CZB/V/KSO/2007/180 - 05/11/2007 - 1
Verleden jaar is de zoon van verzoeker drie dagen naar Londen geweest. Hij verbleef bij een gastgezin en dat kostte 300 Euro. Dit jaar is het Barcelona en dat kost 330 Euro. 3. STANDPUNTEN ANTWOORDENDE PARTIJ Er is nooit verteld geworden dat de ouders in september zouden worden uitbetaald i.v.m. de verkoop van tweedehandsboeken. In december wordt een afrekening gestuurd met een aantal items van onkosten die de school gemaakt heeft voor deze leerlingen tussen september en december: o.a. kopieën, tijdschriften, cursussen, de resterende boeken…. Deze onkosten zijn groter dan de terugbetaling van de tweedehandsboeken (voor betreffende leerling gaat dit laatste over een bedrag van 56,67 euro). Het doorverkopen van hun leerboeken is een service die door de school wordt aangeboden zonder enige verplichting. De verrekening gebeurt samen met de afrekening van december. Wat betreft de extra-muros activiteiten: de studiereis naar Barcelona werd geraamd op 330 euro en de andere extra-muros activiteiten op 80 euro. Samen dus 410 euro. De ouders hebben deze documenten ontvangen en ondertekend samen met het schoolreglement (beiden goedgekeurd door de schoolraad). De prijs van de Barcelonareis heeft de school nog kunnen beperken tot 300 euro. Wat betreft de Londenreis verwijst de school ook naar de goedgekeurde kostenramingsprijs van schooljaar 2006-2007. Hierop staat duidelijk 192 euro vermeld. Er waren drie voorschotrekeningen met betrekking tot de Londenreis: 3 x 64 euro zijnde samen 192 euro. Meerdaagse studiereizen (extra-muros activiteiten) kunnen decretaal niet worden verplicht.

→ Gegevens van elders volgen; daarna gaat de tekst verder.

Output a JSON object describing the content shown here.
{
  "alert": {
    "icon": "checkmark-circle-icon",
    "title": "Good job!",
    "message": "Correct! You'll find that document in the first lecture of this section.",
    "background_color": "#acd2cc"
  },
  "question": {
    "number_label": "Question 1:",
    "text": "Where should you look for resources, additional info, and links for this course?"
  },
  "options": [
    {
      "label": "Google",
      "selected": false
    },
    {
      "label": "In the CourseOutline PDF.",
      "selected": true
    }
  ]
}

4. ZITTING COMMISSIE 4.1 Datum en uur 5 november 2007, 13u.30 4.2 Kamer Kamer bevoegd voor secundair onderwijs, deeltijds kunstonderwijs, volwassenenonderwijs, centra voor leerlingenbegeleiding 4.3 Commissieleden De Commissie is overeenkomstig artikel V. 22 van het Onderwijsdecreet XIII en artikel 1 tot en met en artikel 3 van het ministerieel besluit van 27.09.2002 betreffende de Commissie zorgvuldig bestuur als volgt geldig samengesteld: De heer Ernest Duys, voorzitter. Walter Cools, Francis Deryckere, Etienne Becuwe, Bengt Verbeeck.
CZB/V/KSO/2007/180 - 05/11/2007 - 2
4.4 Aanwezige betrokkenen, getuigen, deskundigen, raadslieden Geen.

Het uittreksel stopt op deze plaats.